Ditto this, but for any domain specialization.

A lot of fiction gives me a bad case of something which I don't have a term for but it seems like it might be the inverse of the Gell-Mann Amnesia Effect:

Basically, I was fine with the story until it got technical in a way that I know well, and the technical aspects of the story were so egregiously sloppy, I could no longer suspend my disbelief. And then even the nontechnical aspects just annoyed me because I figured, if the author was such an idiot they couldn't bother to look up how lasers work or whatever, they probably got everything else wrong too. Even the parts I'm not a specialist in, which I had previously just been taking on faith, I am now forced to assume that a specialist in those things would also find them laughably bad. And the whole work is ruined for me.

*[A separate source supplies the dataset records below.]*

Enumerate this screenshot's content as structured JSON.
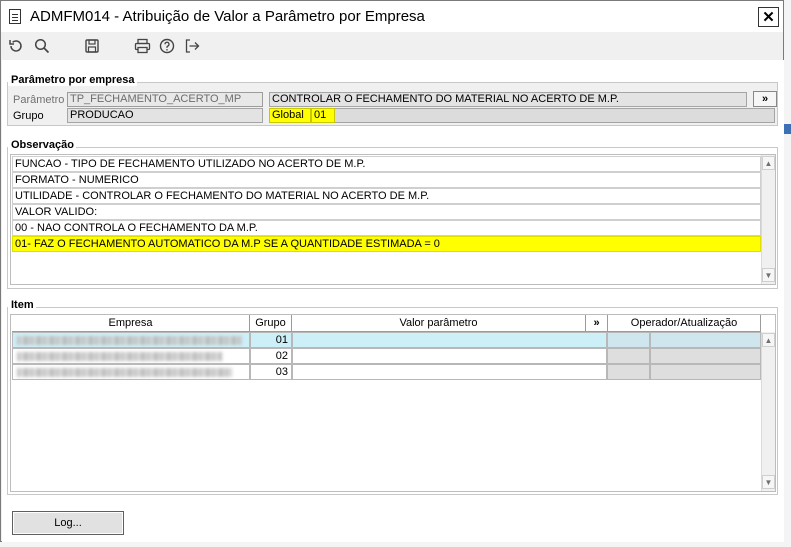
{
  "window": {
    "title": "ADMFM014 - Atribuição de Valor a Parâmetro por Empresa",
    "close_label": "✕"
  },
  "toolbar": {
    "icons": [
      "refresh-icon",
      "search-icon",
      "save-icon",
      "print-icon",
      "help-icon",
      "exit-icon"
    ]
  },
  "param_group": {
    "legend": "Parâmetro por empresa",
    "parametro_label": "Parâmetro",
    "parametro_value": "TP_FECHAMENTO_ACERTO_MP",
    "descricao_value": "CONTROLAR O FECHAMENTO DO MATERIAL NO ACERTO DE M.P.",
    "expand_label": "»",
    "grupo_label": "Grupo",
    "grupo_value": "PRODUCAO",
    "global_label": "Global",
    "global_value": "01"
  },
  "observacao": {
    "legend": "Observação",
    "lines": [
      "FUNCAO - TIPO DE FECHAMENTO UTILIZADO NO ACERTO DE M.P.",
      "FORMATO - NUMERICO",
      "UTILIDADE - CONTROLAR O FECHAMENTO DO MATERIAL NO ACERTO DE M.P.",
      "VALOR VALIDO:",
      "00 - NAO CONTROLA O FECHAMENTO DA M.P.",
      "01- FAZ O FECHAMENTO AUTOMATICO DA M.P SE A QUANTIDADE ESTIMADA = 0"
    ]
  },
  "item": {
    "legend": "Item",
    "columns": {
      "empresa": "Empresa",
      "grupo": "Grupo",
      "valor": "Valor parâmetro",
      "expand": "»",
      "operador": "Operador/Atualização"
    },
    "rows": [
      {
        "grupo": "01"
      },
      {
        "grupo": "02"
      },
      {
        "grupo": "03"
      }
    ]
  },
  "footer": {
    "log_button": "Log..."
  },
  "colors": {
    "highlight": "#ffff00",
    "selected_row": "#cdeff8",
    "window_bg": "#f0f0f0"
  }
}
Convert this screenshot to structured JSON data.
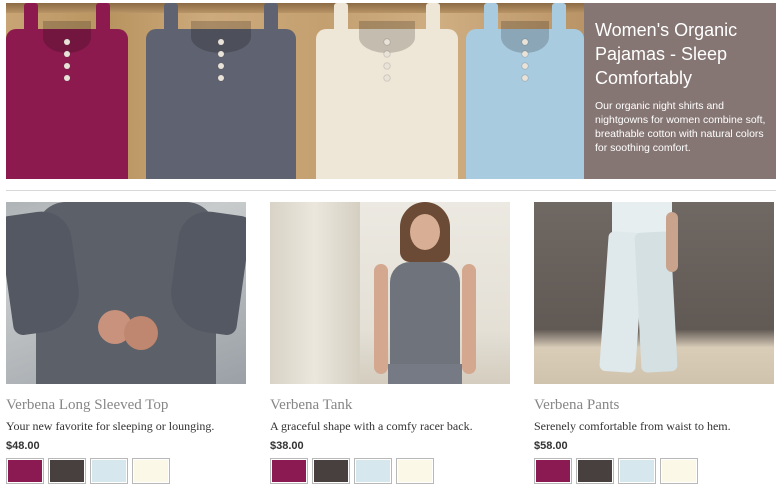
{
  "hero": {
    "title": "Women's Organic Pajamas - Sleep Comfortably",
    "description": "Our organic night shirts and nightgowns for women combine soft, breathable cotton with natural colors for soothing comfort."
  },
  "products": [
    {
      "name": "Verbena Long Sleeved Top",
      "description": "Your new favorite for sleeping or lounging.",
      "price": "$48.00"
    },
    {
      "name": "Verbena Tank",
      "description": "A graceful shape with a comfy racer back.",
      "price": "$38.00"
    },
    {
      "name": "Verbena Pants",
      "description": "Serenely comfortable from waist to hem.",
      "price": "$58.00"
    }
  ],
  "swatch_colors": [
    "#8c1a52",
    "#47403f",
    "#d6e8ee",
    "#fcf8e8"
  ]
}
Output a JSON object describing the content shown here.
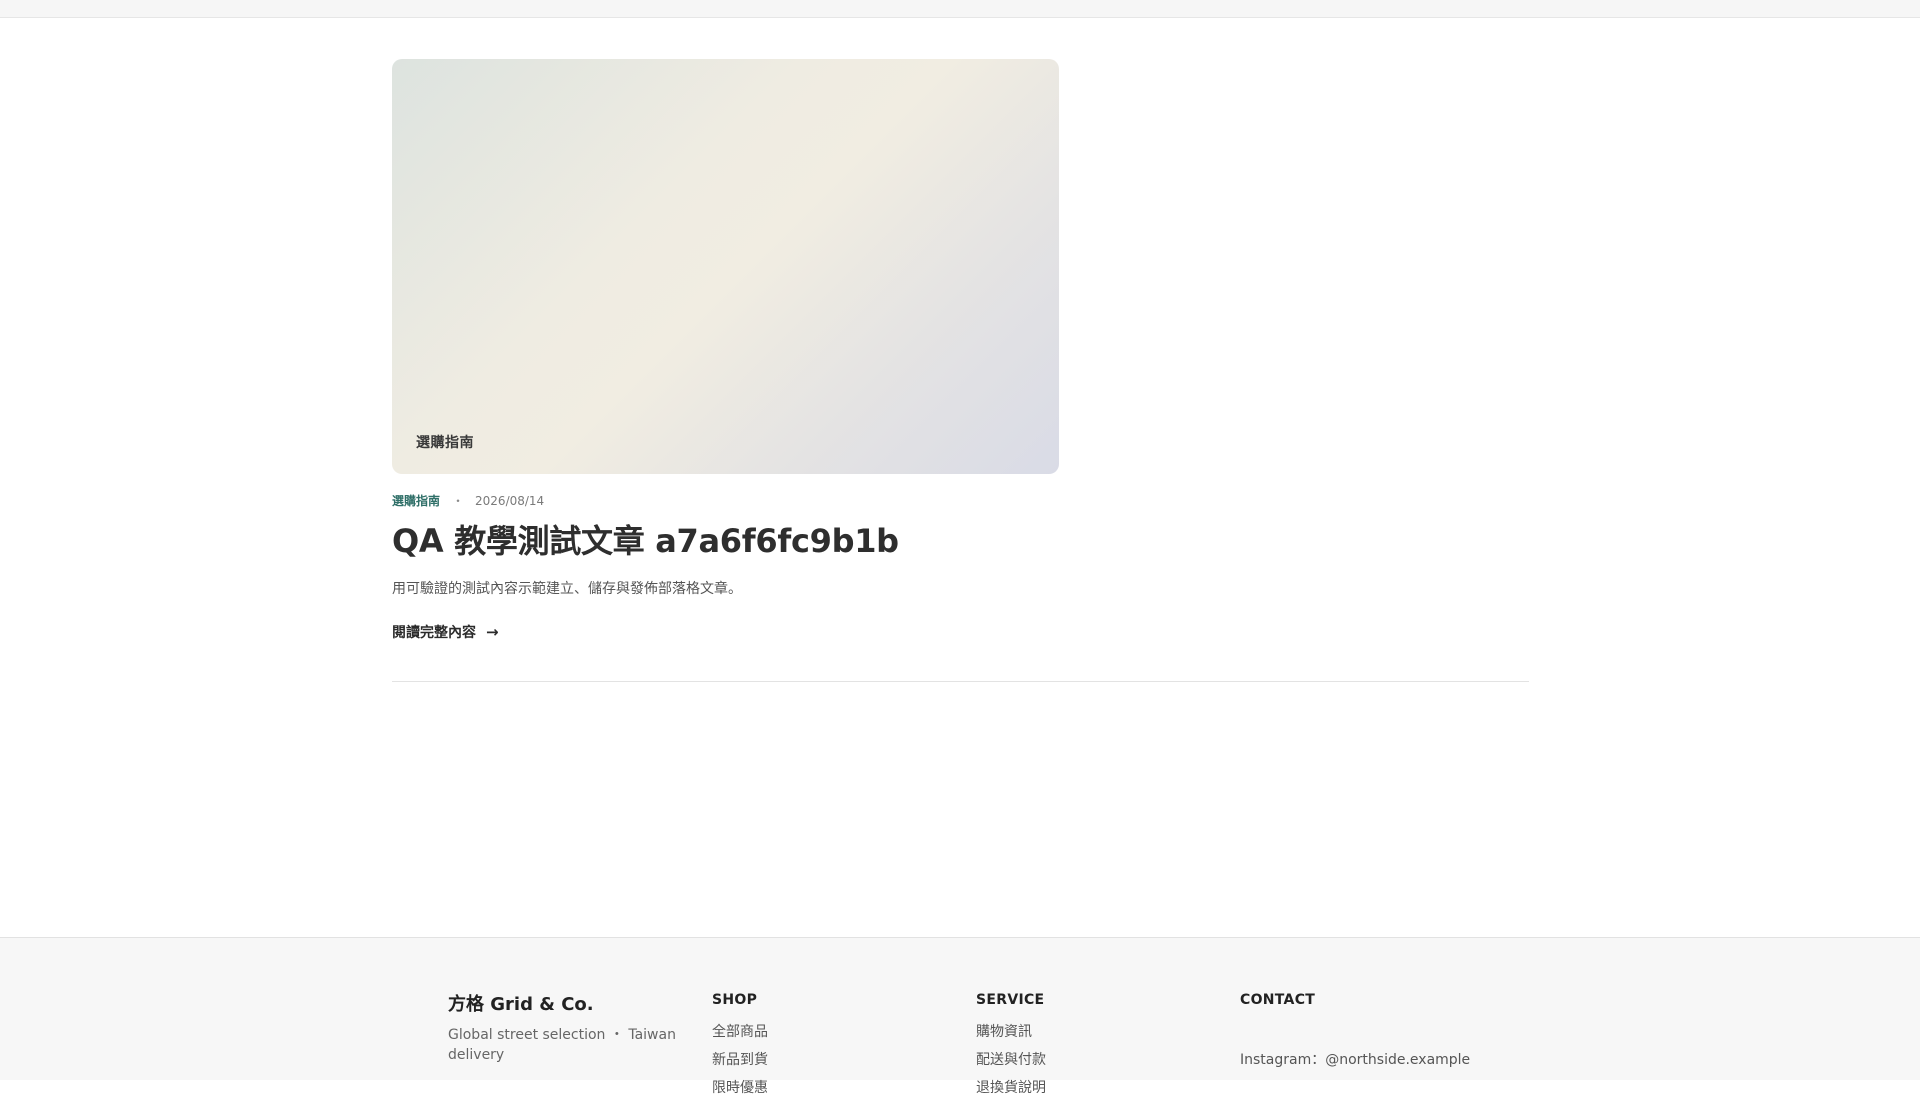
{
  "post": {
    "image_tag": "選購指南",
    "category": "選購指南",
    "separator": "・",
    "date": "2026/08/14",
    "title": "QA 教學測試文章 a7a6f6fc9b1b",
    "excerpt": "用可驗證的測試內容示範建立、儲存與發佈部落格文章。",
    "read_more": "閱讀完整內容",
    "read_more_arrow": "→"
  },
  "footer": {
    "brand": {
      "name": "方格 Grid & Co.",
      "tagline": "Global street selection ・ Taiwan delivery"
    },
    "shop": {
      "heading": "SHOP",
      "items": [
        "全部商品",
        "新品到貨",
        "限時優惠"
      ]
    },
    "service": {
      "heading": "SERVICE",
      "items": [
        "購物資訊",
        "配送與付款",
        "退換貨說明"
      ]
    },
    "contact": {
      "heading": "CONTACT",
      "instagram": "Instagram：@northside.example"
    }
  },
  "colors": {
    "accent": "#2f6f68",
    "footer_bg": "#f7f7f7"
  }
}
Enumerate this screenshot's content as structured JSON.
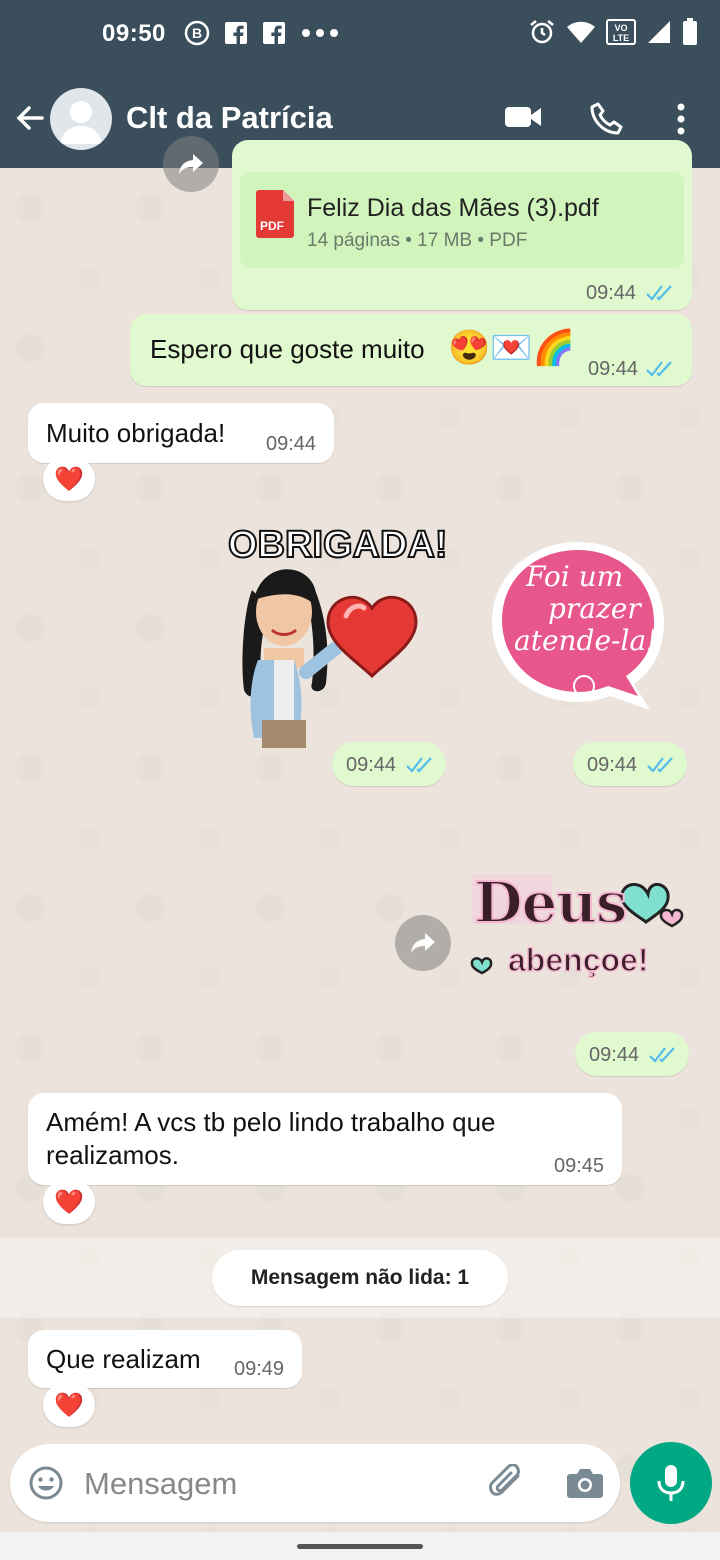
{
  "status_bar": {
    "time": "09:50",
    "left_icons": [
      "b-circle-icon",
      "facebook-icon",
      "facebook-icon",
      "more-dots-icon"
    ],
    "right_icons": [
      "alarm-icon",
      "wifi-icon",
      "volte-icon",
      "signal-icon",
      "battery-icon"
    ],
    "volte_label": "VO LTE"
  },
  "header": {
    "title": "Clt da Patrícia"
  },
  "messages": {
    "pdf": {
      "filename": "Feliz Dia das Mães (3).pdf",
      "meta": "14 páginas • 17 MB • PDF",
      "badge": "PDF",
      "time": "09:44"
    },
    "m2": {
      "text": "Espero que goste muito",
      "emojis": "😍💌🌈",
      "time": "09:44"
    },
    "m3": {
      "text": "Muito obrigada!",
      "time": "09:44",
      "reaction": "❤️"
    },
    "sticker1": {
      "caption": "OBRIGADA!",
      "time": "09:44"
    },
    "sticker2": {
      "line1": "Foi um",
      "line2": "prazer",
      "line3": "atende-la!",
      "time": "09:44"
    },
    "sticker3": {
      "line1": "Deus",
      "line2": "abençoe!",
      "time": "09:44"
    },
    "m4": {
      "text": "Amém! A vcs tb pelo lindo trabalho que realizamos.",
      "time": "09:45",
      "reaction": "❤️"
    },
    "unread_label": "Mensagem não lida: 1",
    "m5": {
      "text": "Que realizam",
      "time": "09:49",
      "reaction": "❤️"
    }
  },
  "composer": {
    "placeholder": "Mensagem"
  },
  "colors": {
    "header": "#3a4e5c",
    "outgoing": "#e1f9cf",
    "accent": "#00a884",
    "ticks": "#53bdeb"
  }
}
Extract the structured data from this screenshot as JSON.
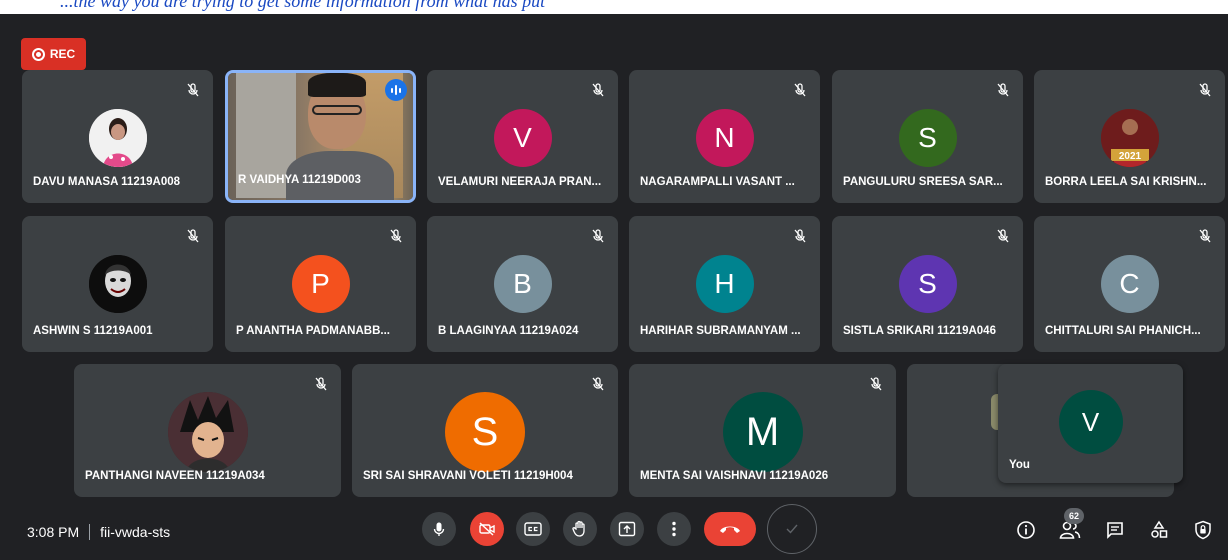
{
  "caption": "...the way you are trying to get some information from what has put",
  "recording": {
    "label": "REC"
  },
  "participants": [
    {
      "name": "DAVU MANASA 11219A008",
      "avatar": "photo",
      "icon": "portrait-photo"
    },
    {
      "name": "R VAIDHYA 11219D003",
      "avatar": "video",
      "speaking": true
    },
    {
      "name": "VELAMURI NEERAJA PRAN...",
      "avatar": "V",
      "color": "#c2185b"
    },
    {
      "name": "NAGARAMPALLI VASANT ...",
      "avatar": "N",
      "color": "#c2185b"
    },
    {
      "name": "PANGULURU SREESA SAR...",
      "avatar": "S",
      "color": "#33691e"
    },
    {
      "name": "BORRA LEELA SAI KRISHN...",
      "avatar": "photo",
      "icon": "cricket-2021-photo",
      "photo_text": "2021"
    },
    {
      "name": "ASHWIN S 11219A001",
      "avatar": "photo",
      "icon": "joker-photo"
    },
    {
      "name": "P ANANTHA PADMANABB...",
      "avatar": "P",
      "color": "#f4511e"
    },
    {
      "name": "B LAAGINYAA 11219A024",
      "avatar": "B",
      "color": "#78909c"
    },
    {
      "name": "HARIHAR SUBRAMANYAM ...",
      "avatar": "H",
      "color": "#00838f"
    },
    {
      "name": "SISTLA SRIKARI 11219A046",
      "avatar": "S",
      "color": "#5e35b1"
    },
    {
      "name": "CHITTALURI SAI PHANICH...",
      "avatar": "C",
      "color": "#78909c"
    },
    {
      "name": "PANTHANGI NAVEEN 11219A034",
      "avatar": "photo",
      "icon": "anime-photo"
    },
    {
      "name": "SRI SAI SHRAVANI VOLETI 11219H004",
      "avatar": "S",
      "color": "#ef6c00"
    },
    {
      "name": "MENTA SAI VAISHNAVI 11219A026",
      "avatar": "M",
      "color": "#004d40"
    }
  ],
  "self": {
    "name": "You",
    "avatar": "V",
    "color": "#004d40"
  },
  "meeting": {
    "time": "3:08 PM",
    "code": "fii-vwda-sts"
  },
  "people_count": "62",
  "colors": {
    "background": "#202124",
    "tile": "#3c4043",
    "accent": "#8ab4f8",
    "danger": "#ea4335"
  }
}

(To be clear: If the author would just say, "these are magic lasers" or some other form of "a wizard did it", okay that's fine, it's fiction, I'll accept that, let's see how the story develops from there. It's when they try to claim they're real-world lasers but then merrily ascribe them impossible traits, that I get brain-jammed.)

2 comments

In 20,000 Leagues Under The Sea, there's a chapter where a bunch of figures about the submarine are given. I played around with the math, and discovered that the figures were accurate. Cool!
Probably not surprising at all, but my brother once ran the numbers on how much energy it would take to "fire a pound of bacon into the asteroid belt", and I don't remember the exact number but it was roughly comparable to the capacity of modern EV batteries -- a few tens of kwh.

Of course Stephenson figured out how much battery a useful EV would need, before concocting a throwaway line about it. In 1992.

I’m glad I’m not the only one that has this problem!